= Cryogenic deflashing =

Cryogenic deflashing is a deflashing process that uses cryogenic temperatures to aid in the removal of flash on cast or molded workpieces. These temperatures cause the flash to become stiff or brittle and to break away cleanly. Cryogenic deflashing is the preferred process when removing excess material from oddly shaped, custom molded products.

==Process==
Parts are loaded into a parts basket. A cryogen, such as liquid nitrogen, is used to cool the workpieces; once cooled they are tumbled and blasted with media pellets, ranging size from 0.006 to 0.080 in. In some instances, cryogenic deflashing does not utilize a blasting action, relying instead only on the tumbling of the parts to remove flash on the outer edges.

==Advantages==
Cryogenic deflashing provides various advantages over manual deflashing and other traditional deflashing methods.
- The process maintains part integrity and critical tolerances.
- Since it is a batch process, the price per piece is far less as many more parts can be processed in a given amount of time.
- Cryogenic deflashing extends mold life. Rather than replace or repair a mold (which typically involves downtime and high cost), the parts can be deflashed. This is typical of parts molded at the end of their product lifetime.
- The process is computer controlled, therefore removing the human operator variable from the process.
- The process offers consistent results from lot to lot.
- Cryogenic deflashing is non-abrasive.
- The cost per part is generally well below any alternative technique.

==Applications==
A wide range of molded materials can utilize cryogenic deflashing with proven results.
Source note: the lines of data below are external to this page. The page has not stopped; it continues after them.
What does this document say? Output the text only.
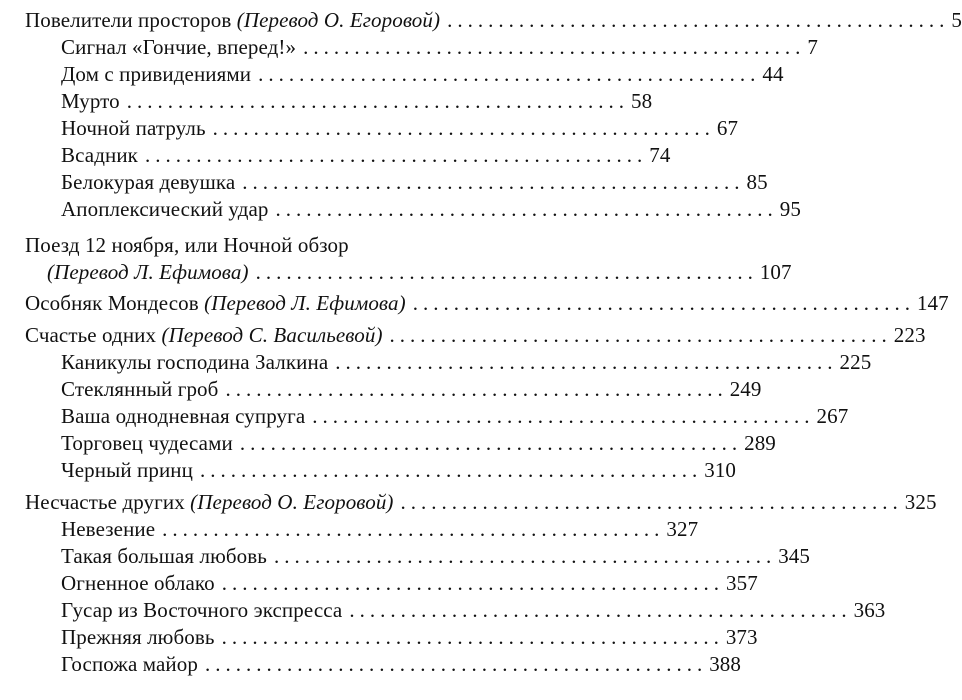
Повелители просторов (Перевод О. Егоровой) ................................................. 5
Сигнал «Гончие, вперед!» ................................................. 7
Дом с привидениями ................................................. 44
Мурто ................................................. 58
Ночной патруль ................................................. 67
Всадник ................................................. 74
Белокурая девушка ................................................. 85
Апоплексический удар ................................................. 95
Поезд 12 ноября, или Ночной обзор
(Перевод Л. Ефимова) ................................................. 107
Особняк Мондесов (Перевод Л. Ефимова) ................................................. 147
Счастье одних (Перевод С. Васильевой) ................................................. 223
Каникулы господина Залкина ................................................. 225
Стеклянный гроб ................................................. 249
Ваша однодневная супруга ................................................. 267
Торговец чудесами ................................................. 289
Черный принц ................................................. 310
Несчастье других (Перевод О. Егоровой) ................................................. 325
Невезение ................................................. 327
Такая большая любовь ................................................. 345
Огненное облако ................................................. 357
Гусар из Восточного экспресса ................................................. 363
Прежняя любовь ................................................. 373
Госпожа майор ................................................. 388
These include:
- Silicones
- Plastics – (both thermoset & thermoplastic)
- Rubbers – (including neoprene & urethane)
- Liquid-crystal polymer (LCP)
- Glass-filled nylons
- Aluminum zinc die cast

Examples of applications that use cryogenic deflashing include:
- O-rings & gaskets
- Catheters and other in-vitro medical
- Insulators and other electric / electronic
- Valve stems, washers and fittings
- Tubes and flexible boots
- Face masks & goggles

Today, many molding operations are using cryogenic deflashing instead of rebuilding or repairing molds on products that are approaching their end-of-life. It is often more prudent and economical to add a few cents of production cost for a part than invest in a new molding tool that can cost hundreds of thousands of dollars and has a limited service life due to declining production forecasts.

In other cases, cryogenic deflashing has proven to be an enabling technology, permitting the economical manufacture of high quality, high precision parts fabricated with cutting edge materials and compounds.